O movimento manguebeat (Chico Science e Nação Zumbi, Mestre Ambrósio, Mundo Livre S.A., Otto, etc) atualizaria todos esses pressupostos plantados pelo movimento. Movimento este provocado pela ação espontânea e simples do fotógrafo Paulo Klein na cultura das cidades do Recife e Olinda (será que ele realmente teve esta importância sentida por mim no depoimento de vários artistas e produtores ? )

Quanto a Ariano Suassuna, teve uma atuação importantíssima nesse processo por ter criado o outro lado da margem desse rio caudaloso de expectativas fazendo caminhar com inteligência e honestidade lado a lado com essa tempestade desatada pelo rock no nordeste brasileiro, a chama de sua fé sebastiânica, seus causos, seus heróis de tantos cangaceiros de paletó e gravata. Ariano Suassuna e Jomard Muniz de Brito são os responsáveis históricos pela manutenção desse cabo de guerra cultural de tantos "palhaços degolados", imprescindível a qualquer contexto onde a inércia teve que ser tratada a pauladas, para resultar em marcos mais que técnicos, fundamentos mais éticos e estéticos. É claro que o movimento armorial ou romançal não conseguiu produzir o seu "livro das transformações", mas nem por isso deixou de dar as suas contribuições no resguardo dos valores da cultura popular e folclórica, radicalmente e conscientemente defendidas oir Ariano e seus seguidores durante a sua vida de escritor e intelectual. O bom é que essa onda toda mexeu e remexeu na história da cultura nacional para sempre e aí, sim, unindo e somando tudo, o nordestes tenha sido o grande livro das transformações da cultura brasileira para um novo modernismo, uma contemporaneidade politizada que vai sempre buscar a verdade das necessárias transformações. Nordeste de Capiba e Jackson do Pandeiro, de Hermeto Paschoal e Geraldo Vandré, de Augusto dos Anjos e Manuel Bandeira, nordeste do tropicalismo e do armorial, do manguebeat e do mistério que certamente continuará vindo para outros e novos abrigos estéticos. (Nordeste do Mestre Salustiano e de Chico César, de Cachimbinho e Didier Guigue, do Jaguaribe Carne e Zé Filho).

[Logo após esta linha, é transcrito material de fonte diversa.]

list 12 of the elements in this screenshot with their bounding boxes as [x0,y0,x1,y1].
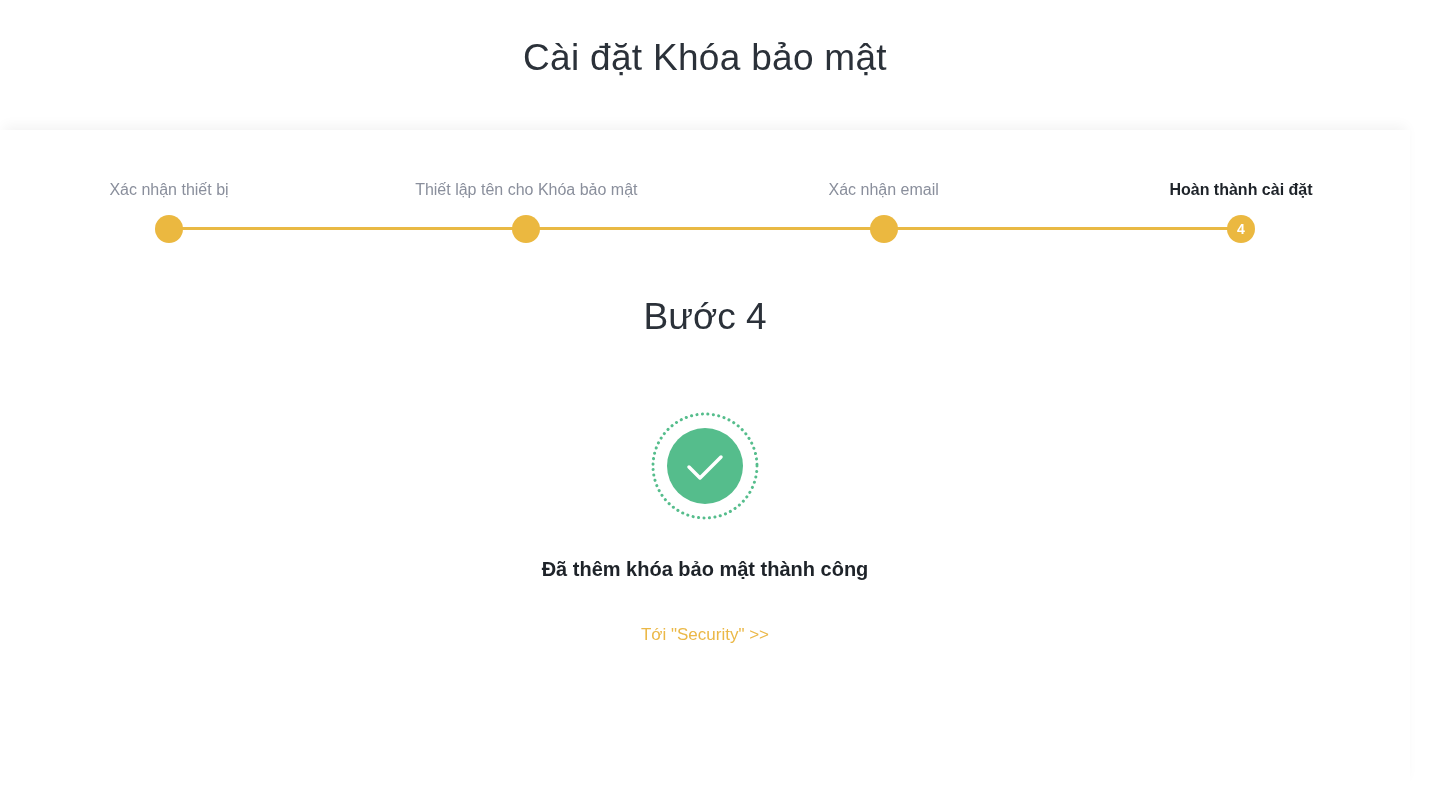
step-label: Xác nhận thiết bị [109,180,229,200]
step-number: 4 [1227,215,1255,243]
security-link[interactable]: Tới "Security" >> [640,625,770,645]
success-message: Đã thêm khóa bảo mật thành công [541,557,869,581]
step-heading: Bước 4 [643,295,767,339]
step-label: Xác nhận email [828,180,939,200]
step-dot-icon [512,215,541,243]
page-title: Cài đặt Khóa bảo mật [523,37,887,79]
step-label: Hoàn thành cài đặt [1169,180,1313,200]
step-dot-icon [869,215,898,243]
step-dot-icon [155,215,183,243]
step-label: Thiết lập tên cho Khóa bảo mật [415,180,638,200]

O livro das transformações tem tudo a ver com isso, hoje um farol que continua sendo o grande referencial de uma estética para o nordeste cangaceiro de néon, acrílico das contradições de um povo que ainda vai passar muita fome até conquistar o reconhecimento de sua liberdade armada por uma melhor condição de vida, para um novo começo de conversa. Por aí a gente vai melhor."